Sick, bullying, staring out the window bored, verbal and even physical abuse. Pupils can give you a hard time. What do you do with difficult behavior?



  1. Make a distinction

    An open door, but easy to forget in the heat of battle: make a distinction between the child and his behavior. After all, as soon as you talk about 'difficult students' you are already on slippery ice. Realize that it is just one of your students exhibiting difficult behavior and see that this student also has nice sides. Keeping this in mind will make it easier to talk to him about his behavior and not attack him as a person.

  2. Get out of your class

    There is a lot of knowledge about how to deal with difficult behavior in the classroom, but in the meantime we are constantly reinventing the wheel in our own classroom. Sometimes that works. Sometimes not. Therefore, discuss difficult behavior with colleagues. Do they also suffer from it? How do they deal with it? Take a look at the weblog for more knowledge and inspiration www.knaplastig-aps.blogspot.com.

  3. Look at the cause

    What is the cause of the troublesome or even aggressive behavior? Is it impulsive behavior and does it arise from frustration, for example due to an insufficient or unpleasant situation? Or is it instrumental, ie aimed at your person with the aim of a power struggle? Both types of difficult behavior require a different response. If you respond well, you can prevent the situation from getting out of hand. You will find a lot of knowledge about this on the weblog 'pretty difficult' the movie 'Volcano or poison dart frog'.

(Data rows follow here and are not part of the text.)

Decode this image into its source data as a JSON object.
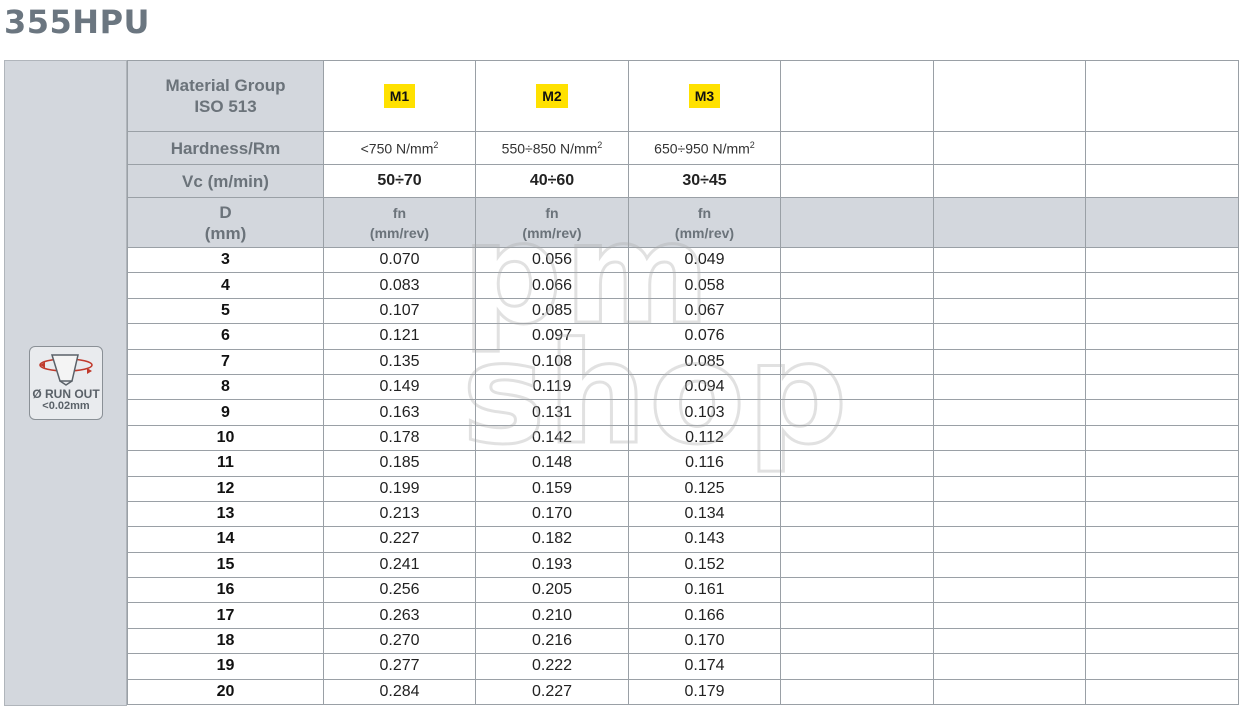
{
  "title": "355HPU",
  "runout": {
    "line1": "Ø RUN OUT",
    "line2": "<0.02mm",
    "icon": "drill-runout-icon"
  },
  "header": {
    "material_group_line1": "Material Group",
    "material_group_line2": "ISO 513",
    "hardness_label": "Hardness/Rm",
    "vc_label": "Vc (m/min)",
    "d_label_line1": "D",
    "d_label_line2": "(mm)"
  },
  "groups": [
    {
      "badge": "M1",
      "hardness": "<750 N/mm",
      "vc": "50÷70",
      "fn": "fn",
      "fn_unit": "(mm/rev)"
    },
    {
      "badge": "M2",
      "hardness": "550÷850 N/mm",
      "vc": "40÷60",
      "fn": "fn",
      "fn_unit": "(mm/rev)"
    },
    {
      "badge": "M3",
      "hardness": "650÷950 N/mm",
      "vc": "30÷45",
      "fn": "fn",
      "fn_unit": "(mm/rev)"
    }
  ],
  "hardness_exponent": "2",
  "badge_color": "#ffe100",
  "watermark": {
    "line1": "pm",
    "line2": "shop"
  },
  "rows": [
    {
      "d": "3",
      "m1": "0.070",
      "m2": "0.056",
      "m3": "0.049"
    },
    {
      "d": "4",
      "m1": "0.083",
      "m2": "0.066",
      "m3": "0.058"
    },
    {
      "d": "5",
      "m1": "0.107",
      "m2": "0.085",
      "m3": "0.067"
    },
    {
      "d": "6",
      "m1": "0.121",
      "m2": "0.097",
      "m3": "0.076"
    },
    {
      "d": "7",
      "m1": "0.135",
      "m2": "0.108",
      "m3": "0.085"
    },
    {
      "d": "8",
      "m1": "0.149",
      "m2": "0.119",
      "m3": "0.094"
    },
    {
      "d": "9",
      "m1": "0.163",
      "m2": "0.131",
      "m3": "0.103"
    },
    {
      "d": "10",
      "m1": "0.178",
      "m2": "0.142",
      "m3": "0.112"
    },
    {
      "d": "11",
      "m1": "0.185",
      "m2": "0.148",
      "m3": "0.116"
    },
    {
      "d": "12",
      "m1": "0.199",
      "m2": "0.159",
      "m3": "0.125"
    },
    {
      "d": "13",
      "m1": "0.213",
      "m2": "0.170",
      "m3": "0.134"
    },
    {
      "d": "14",
      "m1": "0.227",
      "m2": "0.182",
      "m3": "0.143"
    },
    {
      "d": "15",
      "m1": "0.241",
      "m2": "0.193",
      "m3": "0.152"
    },
    {
      "d": "16",
      "m1": "0.256",
      "m2": "0.205",
      "m3": "0.161"
    },
    {
      "d": "17",
      "m1": "0.263",
      "m2": "0.210",
      "m3": "0.166"
    },
    {
      "d": "18",
      "m1": "0.270",
      "m2": "0.216",
      "m3": "0.170"
    },
    {
      "d": "19",
      "m1": "0.277",
      "m2": "0.222",
      "m3": "0.174"
    },
    {
      "d": "20",
      "m1": "0.284",
      "m2": "0.227",
      "m3": "0.179"
    }
  ]
}
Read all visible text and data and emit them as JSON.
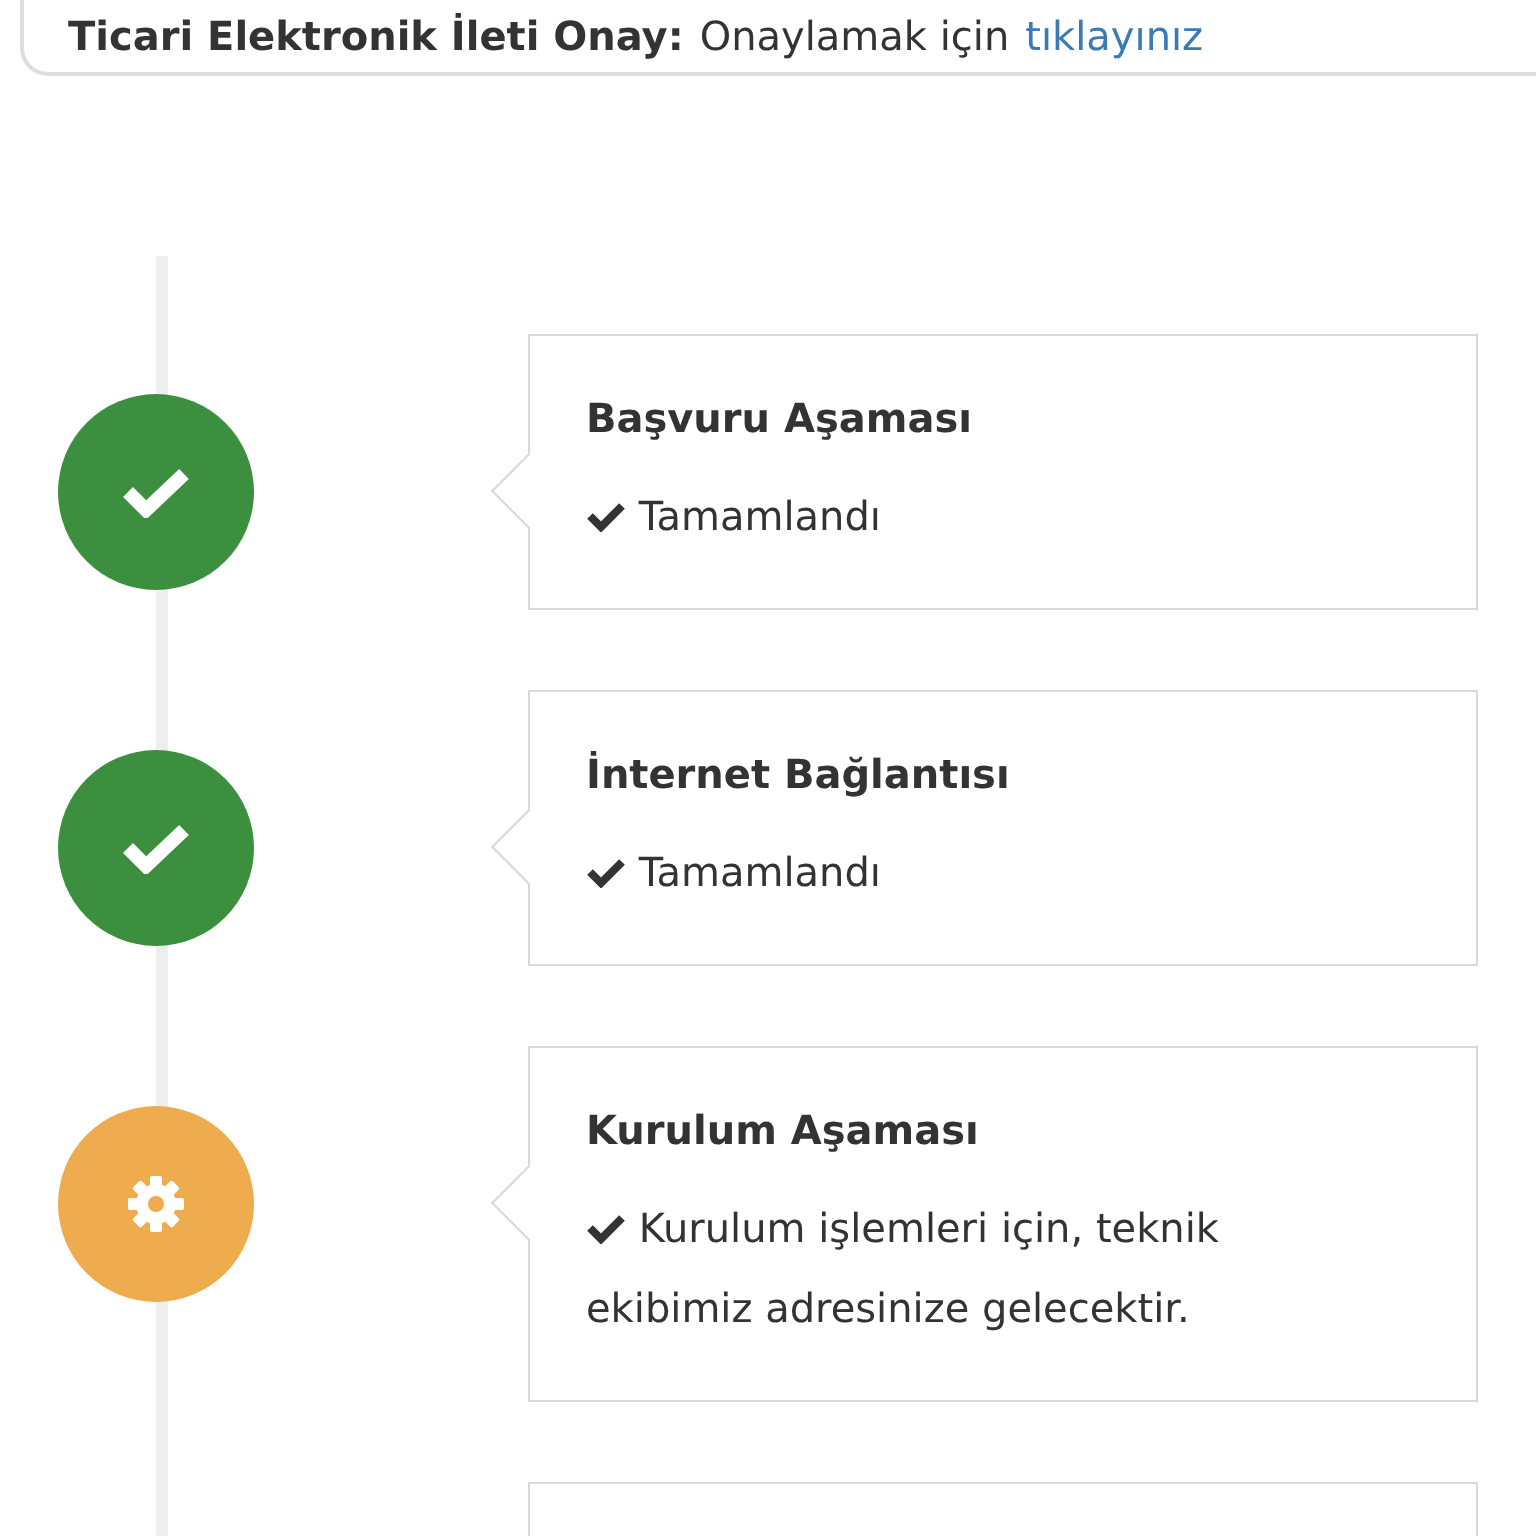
{
  "banner": {
    "label": "Ticari Elektronik İleti Onay:",
    "text": "Onaylamak için",
    "link": "tıklayınız"
  },
  "steps": [
    {
      "kind": "done",
      "title": "Başvuru Aşaması",
      "text": "Tamamlandı"
    },
    {
      "kind": "done",
      "title": "İnternet Bağlantısı",
      "text": "Tamamlandı"
    },
    {
      "kind": "working",
      "title": "Kurulum Aşaması",
      "text": "Kurulum işlemleri için, teknik ekibimiz adresinize gelecektir."
    },
    {
      "kind": "blank"
    }
  ]
}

  4. Leave the problem with who it belongs

    If a student hasn't brought their book, who has a problem? The child, of course. You can help him solve this problem, but don't make it your problem. This gives a lot of air and ensures that the child learns to solve his problems himself.

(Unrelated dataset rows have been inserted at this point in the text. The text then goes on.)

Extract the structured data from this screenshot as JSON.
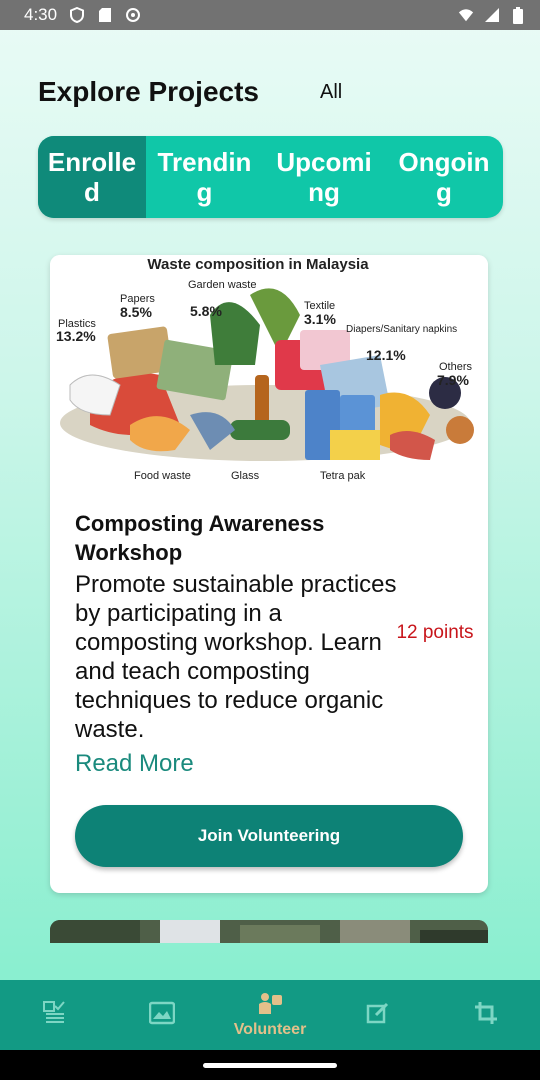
{
  "status_bar": {
    "time": "4:30",
    "icons": [
      "shield-icon",
      "sd-card-icon",
      "sync-icon",
      "wifi-icon",
      "signal-icon",
      "battery-icon"
    ]
  },
  "header": {
    "title": "Explore Projects",
    "filter": "All"
  },
  "tabs": [
    {
      "label": "Enrolled",
      "active": true
    },
    {
      "label": "Trending",
      "active": false
    },
    {
      "label": "Upcoming",
      "active": false
    },
    {
      "label": "Ongoing",
      "active": false
    }
  ],
  "card": {
    "image": {
      "title": "Waste composition in Malaysia",
      "labels": [
        {
          "name": "Plastics",
          "value": "13.2%"
        },
        {
          "name": "Papers",
          "value": "8.5%"
        },
        {
          "name": "Garden waste",
          "value": "5.8%"
        },
        {
          "name": "Textile",
          "value": "3.1%"
        },
        {
          "name": "Diapers/Sanitary napkins",
          "value": "12.1%"
        },
        {
          "name": "Others",
          "value": "7.9%"
        },
        {
          "name": "Food waste",
          "value": ""
        },
        {
          "name": "Glass",
          "value": ""
        },
        {
          "name": "Tetra pak",
          "value": ""
        }
      ]
    },
    "title": "Composting Awareness Workshop",
    "description": "Promote sustainable practices by participating in a composting workshop. Learn and teach composting techniques to reduce organic waste.",
    "points": "12 points",
    "read_more": "Read More",
    "join_label": "Join Volunteering"
  },
  "bottom_nav": [
    {
      "icon": "checklist-icon",
      "label": "",
      "active": false
    },
    {
      "icon": "gallery-icon",
      "label": "",
      "active": false
    },
    {
      "icon": "volunteer-icon",
      "label": "Volunteer",
      "active": true
    },
    {
      "icon": "edit-icon",
      "label": "",
      "active": false
    },
    {
      "icon": "crop-icon",
      "label": "",
      "active": false
    }
  ],
  "colors": {
    "primary": "#0d8276",
    "tab_bar": "#10c7a8",
    "points": "#c8151b",
    "nav_active": "#e3c08a"
  }
}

  5. Also change the structure of your lesson

    Can't get a foothold with your approach? Don't keep muddling around, try something else. A different pedagogical or relational approach is obvious, but a different structure and content of your lessons can also be very refreshing. For your students and for yourself.

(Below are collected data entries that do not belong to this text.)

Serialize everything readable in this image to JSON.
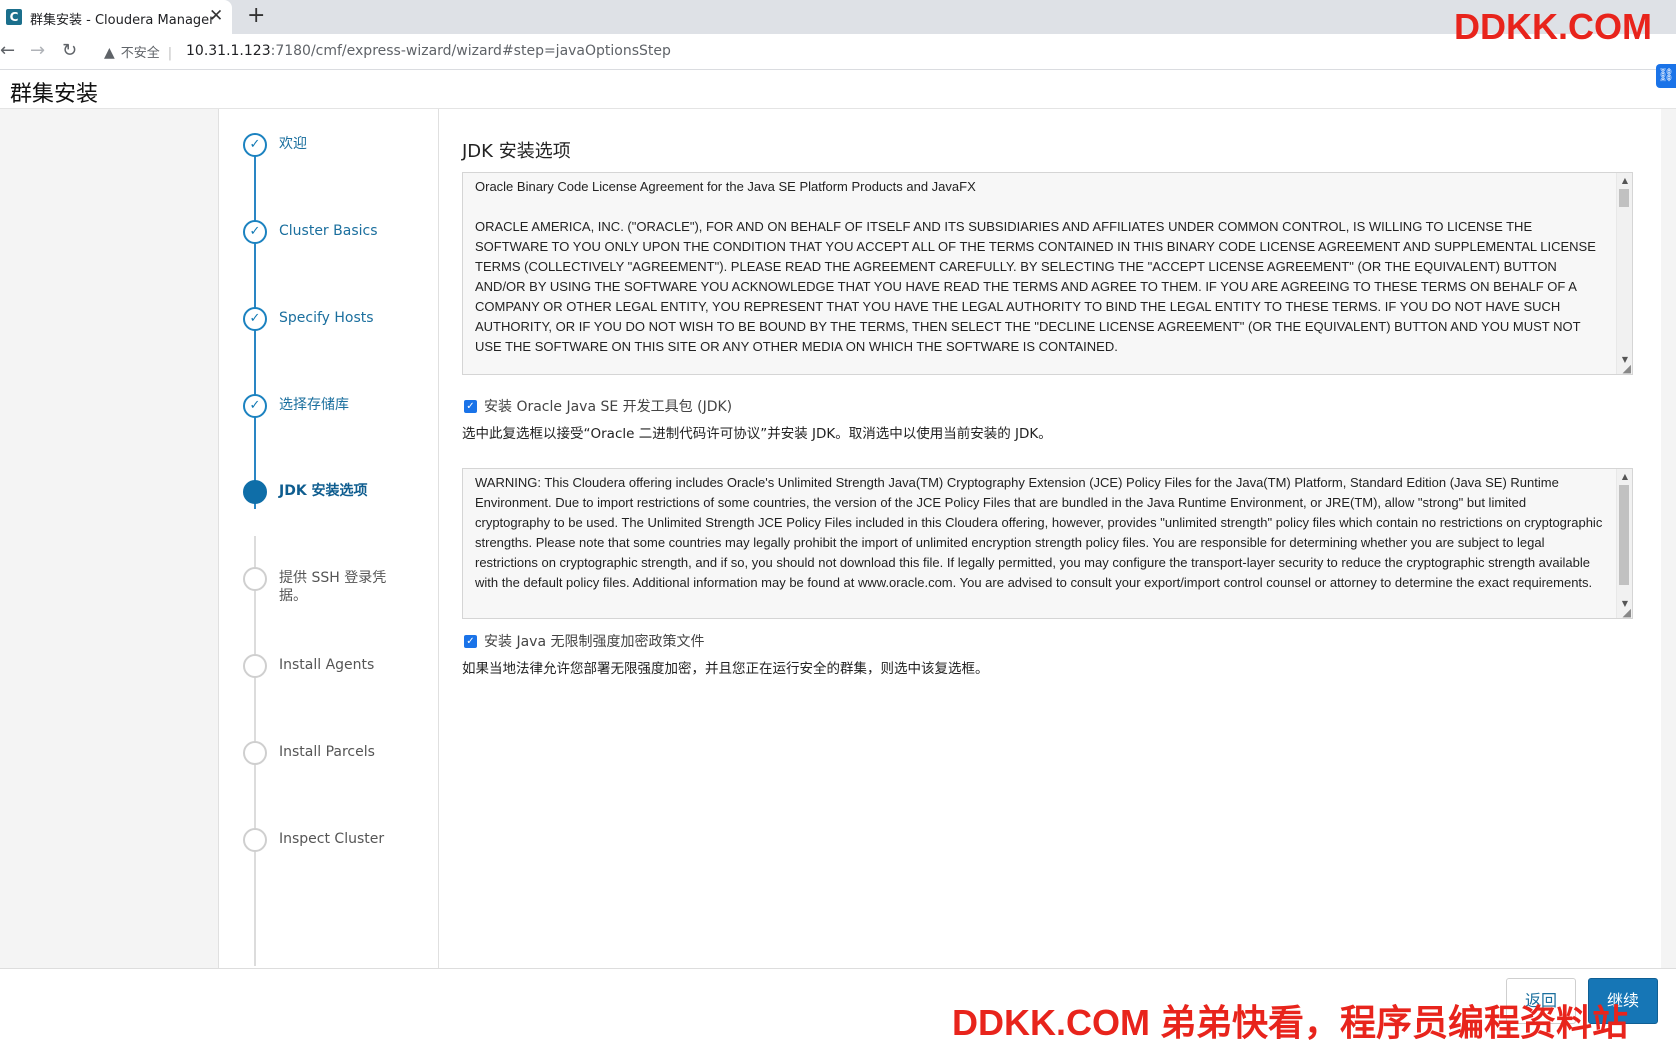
{
  "browser": {
    "tab_title": "群集安装 - Cloudera Manager",
    "tab_favicon": "C",
    "security_label": "不安全",
    "url_host": "10.31.1.123",
    "url_rest": ":7180/cmf/express-wizard/wizard#step=javaOptionsStep"
  },
  "page": {
    "title": "群集安装"
  },
  "steps": [
    {
      "label": "欢迎",
      "state": "done"
    },
    {
      "label": "Cluster Basics",
      "state": "done"
    },
    {
      "label": "Specify Hosts",
      "state": "done"
    },
    {
      "label": "选择存储库",
      "state": "done"
    },
    {
      "label": "JDK 安装选项",
      "state": "active"
    },
    {
      "label": "提供 SSH 登录凭据。",
      "state": "todo"
    },
    {
      "label": "Install Agents",
      "state": "todo"
    },
    {
      "label": "Install Parcels",
      "state": "todo"
    },
    {
      "label": "Inspect Cluster",
      "state": "todo"
    }
  ],
  "main": {
    "section_title": "JDK 安装选项",
    "license_text": "Oracle Binary Code License Agreement for the Java SE Platform Products and JavaFX\n\nORACLE AMERICA, INC. (\"ORACLE\"), FOR AND ON BEHALF OF ITSELF AND ITS SUBSIDIARIES AND AFFILIATES UNDER COMMON CONTROL, IS WILLING TO LICENSE THE SOFTWARE TO YOU ONLY UPON THE CONDITION THAT YOU ACCEPT ALL OF THE TERMS CONTAINED IN THIS BINARY CODE LICENSE AGREEMENT AND SUPPLEMENTAL LICENSE TERMS (COLLECTIVELY \"AGREEMENT\"). PLEASE READ THE AGREEMENT CAREFULLY. BY SELECTING THE \"ACCEPT LICENSE AGREEMENT\" (OR THE EQUIVALENT) BUTTON AND/OR BY USING THE SOFTWARE YOU ACKNOWLEDGE THAT YOU HAVE READ THE TERMS AND AGREE TO THEM. IF YOU ARE AGREEING TO THESE TERMS ON BEHALF OF A COMPANY OR OTHER LEGAL ENTITY, YOU REPRESENT THAT YOU HAVE THE LEGAL AUTHORITY TO BIND THE LEGAL ENTITY TO THESE TERMS. IF YOU DO NOT HAVE SUCH AUTHORITY, OR IF YOU DO NOT WISH TO BE BOUND BY THE TERMS, THEN SELECT THE \"DECLINE LICENSE AGREEMENT\" (OR THE EQUIVALENT) BUTTON AND YOU MUST NOT USE THE SOFTWARE ON THIS SITE OR ANY OTHER MEDIA ON WHICH THE SOFTWARE IS CONTAINED.",
    "jdk_checkbox_label": "安装 Oracle Java SE 开发工具包 (JDK)",
    "jdk_checked": true,
    "jdk_help": "选中此复选框以接受“Oracle 二进制代码许可协议”并安装 JDK。取消选中以使用当前安装的 JDK。",
    "jce_text": "WARNING: This Cloudera offering includes Oracle's Unlimited Strength Java(TM) Cryptography Extension (JCE) Policy Files for the Java(TM) Platform, Standard Edition (Java SE) Runtime Environment. Due to import restrictions of some countries, the version of the JCE Policy Files that are bundled in the Java Runtime Environment, or JRE(TM), allow \"strong\" but limited cryptography to be used. The Unlimited Strength JCE Policy Files included in this Cloudera offering, however, provides \"unlimited strength\" policy files which contain no restrictions on cryptographic strengths. Please note that some countries may legally prohibit the import of unlimited encryption strength policy files. You are responsible for determining whether you are subject to legal restrictions on cryptographic strength, and if so, you should not download this file. If legally permitted, you may configure the transport-layer security to reduce the cryptographic strength available with the default policy files. Additional information may be found at www.oracle.com. You are advised to consult your export/import control counsel or attorney to determine the exact requirements.",
    "jce_checkbox_label": "安装 Java 无限制强度加密政策文件",
    "jce_checked": true,
    "jce_help": "如果当地法律允许您部署无限强度加密，并且您正在运行安全的群集，则选中该复选框。"
  },
  "footer": {
    "back_label": "返回",
    "next_label": "继续"
  },
  "watermark": {
    "top": "DDKK.COM",
    "bottom": "DDKK.COM 弟弟快看，程序员编程资料站"
  }
}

  6. Look at your own share

    Children do not harass. They only look for limits, simply because they need them. And they have the right to have you offer them those limits. So if they show transgressive behavior, you are probably not sufficiently clear about setting your boundaries. Communication and therefore arguing with your student is two-way. Look at your own share and what you can do yourself.

  7. Show yourself

    Create a learning environment by wanting to learn yourself, by being open to the knowledge and ideas of the students. Ask them what they thought of your lesson. What went well? What can be done better? In this way you invest in the relationship with the class. It is important to start right away and not wait for things to go wrong.

  8. Strength or might?

    Your limits are being exceeded. What are you doing? If you react out of fear, you become defensive. You go into resistance and build walls. The effect is a power struggle in which only losers appear. Rather respond from your own strength and autonomy. Only then can you use your anger constructively and restore your limits. Constructive use of anger rarely looks angry. It is rather clear and it also leads to better contact with your pupil. It ensures safety.

  9. Listen to your body

    Your body will undoubtedly give signals when things are not going well in a class. Tremors or feeling in your limbs for a week, sweating and heart palpitations, these are the signals to listen to. What do those signals mean? Which behavior affects me so? Why? Where is my limit? How can I monitor it better? The signals want to tell you that you have to take action, that you have to restore your boundaries. Then do that. If you find yourself grumbling, you are not coping well with your anger. Then follow an 'angerman management' training. With this you learn to deal with boundaries and anger in a healthy way.